I am writing a python program which parses zip (currently only zlib, using DEFLATE compression) files and verifies the correctness of their headers and data. One of the things I'm trying to achieve is calculating the uncompressed size of a compressed (DEFLATE-d) file inside a zip archive, without actually uncompressing the file and, obviously, not relying on the uncompressed size field found in the file record's headers. This is so that I can ensure that none of the zip record's fields have been tampered with (in this case, the uncompressed size field).

I've gone through the ZIP specification (https://pkware.cachefly.net/webdocs/casestudies/APPNOTE.TXT) over and over but am in sort of a brain fart and don't see any way to do this without completely parsing the huffman trees and calculating the corresponding stream size, which is what I don't want to do.

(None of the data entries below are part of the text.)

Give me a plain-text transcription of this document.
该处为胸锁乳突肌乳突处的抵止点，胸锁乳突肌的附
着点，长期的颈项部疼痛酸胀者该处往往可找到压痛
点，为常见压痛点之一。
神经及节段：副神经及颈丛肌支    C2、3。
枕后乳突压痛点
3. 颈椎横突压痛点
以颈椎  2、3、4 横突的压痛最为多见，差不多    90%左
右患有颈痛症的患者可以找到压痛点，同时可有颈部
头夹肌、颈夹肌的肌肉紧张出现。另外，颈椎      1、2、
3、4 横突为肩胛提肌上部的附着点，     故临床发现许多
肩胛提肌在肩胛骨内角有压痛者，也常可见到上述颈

I will appreciate any idea or direction regarding how to do this.

To clarify, I'm not looking for a library\module to do this for me, rather a direction how it can be done.

Much thanks.

S B
  • 11
  • 3
  • Read it more carefully. Just about every structure that describes a file has its uncompressed size. – Blrfl Apr 06 '15 at 22:04
  • @Blrfl Of course, but I'm intentionally not relying on that field - I want to calculate it myself and compare the result to the given uncompressed size (this can be an indicator of an invalid zip archive). – S B Apr 06 '15 at 22:11
  • This might help: http://stackoverflow.com/questions/10908877/extracting-a-zipfile-to-memory I doubt you can do this without uncompress this to some place. – Gort the Robot Apr 06 '15 at 22:22
  • @SB: You are saying that the compressor is **untrusted**. The only reasonable way to ensure data integrity (of which non-truncation is the one you're looking for) is to compute the cryptographic checksums both before and after compression. This can only be done by the person doing the compression. Otherwise, trial-decompression is the only way you can verify non-truncation. – rwong Apr 06 '15 at 22:35
  • 1
    In other words, the person doing the compression must **claim** the values of checksums before and after compression, and you must **verify** those facts. Furthermore, if you do not **trust** the correctness of the decompressor code (i.e. it might harbor some defects that lead to arbitrary code execution), you simply can't do anything other than refusing any compressed data you don't trust. – rwong Apr 06 '15 at 22:37
  • @rwong Indeed. The digital signature check is done at a later stage; what I'm trying to avoid (or detect) here is a compressor exploiting a vulnerability in the decompression code, thus all the checks before the decompression itself. – S B Apr 06 '15 at 22:38
  • 1
    If your question is indeed security-related, please (1) first, read a lot of articles to get an overall sense of it, (2) ask at security.stackexchange – rwong Apr 06 '15 at 22:38
  • @rwong I have read a lot of articles :) this is why I tried posting here instead of at security.se - I have a sense of the security-related issues here, but have a difficulty with the programming issue\s. – S B Apr 06 '15 at 22:41
  • I do not think it is possible. consider that adding a single byte to the uncompressed stream could either alter the compressed size or not alter it (if it was covered by an RLE section, for instance). The only way to find the uncompressed size is to uncompress -- even if you dump every byte being uncompressed, as `gzip --test` does. – Ross Presser Apr 10 '15 at 03:32

0 Answers0